Neo-Nazi Cell Planning Attack on Muslims and Jews In France Busted

Police in France have broken up a neo-Nazi cell suspected of planning attacks on Jews and Muslims at their respective places of worship, legal sources in the country have revealed.

The French news agency Agence France Presse reported that five members of the group, described by sources involved in the case as "close in ideology to the neo-Nazi movement," had been charged following a string of arrests between September and May.

The source, who did not give any details about targets and did not elaborate further on motives, said the neo-Nazi plot lacked specificity. "The investigation suggested they were developing an ill-defined plot to carry out an attack, likely to target a place of worship," the judicial source explained.

Law enforcement in the southeastern French city of Grenoble, not far from the borders of Switzerland and Italy, broke the case in September last year when they arrested the first member of the cell on a weapons charge. This first suspect led police to the other four members of the cell; two are minors.

French Police
Police take part in a mock terror attack drill at the Zenith venue in Pau, southwestern France, on March 8, 2017. IROZ GAIZKA/AFP/Getty Images

In January anti-terror investigators took control of the case. It was at that point they charged the individuals, using France's terror laws. The charges included creating and transporting explosive devices, as well as terrorist conspiracy.

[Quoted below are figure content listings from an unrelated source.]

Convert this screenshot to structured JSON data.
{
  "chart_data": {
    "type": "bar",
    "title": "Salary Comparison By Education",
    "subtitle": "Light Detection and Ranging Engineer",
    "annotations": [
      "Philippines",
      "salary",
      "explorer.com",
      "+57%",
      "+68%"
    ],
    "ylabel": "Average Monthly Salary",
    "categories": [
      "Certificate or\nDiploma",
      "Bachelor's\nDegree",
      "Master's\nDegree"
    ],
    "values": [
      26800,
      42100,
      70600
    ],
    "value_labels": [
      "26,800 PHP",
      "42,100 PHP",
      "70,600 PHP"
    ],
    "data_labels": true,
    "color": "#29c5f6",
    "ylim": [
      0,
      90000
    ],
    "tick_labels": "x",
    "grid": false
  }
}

In the wake of the Charlie Hebdo attacks in Paris 2015, France has been targeted by a succession of terror atrocities either inspired by or directly ordered through the Islamic State militant group (ISIS). The attacks included the coordinated bloodshed on the French capital in November 2015 that claimed 130 lives.

Grenoble lies 120 miles to the north of the southern coastal city of Nice, where in 2016 a jihad-inspired terrorist killed 86 individuals after driving a truck into a crowd during Bastille Day celebrations.

The influence of far-right extremism has been less conspicuous in France, though in November 2018 France's intelligence agency, the DGSI, arrested six individuals in three separate regions across the country for their part in a plot to attack French President Emmanuel Macron.

In July 2017, a 23-year-old was arrested after he was found with three kitchen knives in his car. He told investigators that he was planning to kill the French president at the Bastille Day military parade along with "Muslims, Jews, blacks and homosexuals."

The Christchurch gunman, who killed 49 worshippers in two mosques in New Zealand earlier this year and was heavily influenced by white supremacist ideology, wrote in a rambling online manifesto that he was inspired to commit violence while traveling in France. He has also said he was influenced by right-wing French leader Marine Le Pen.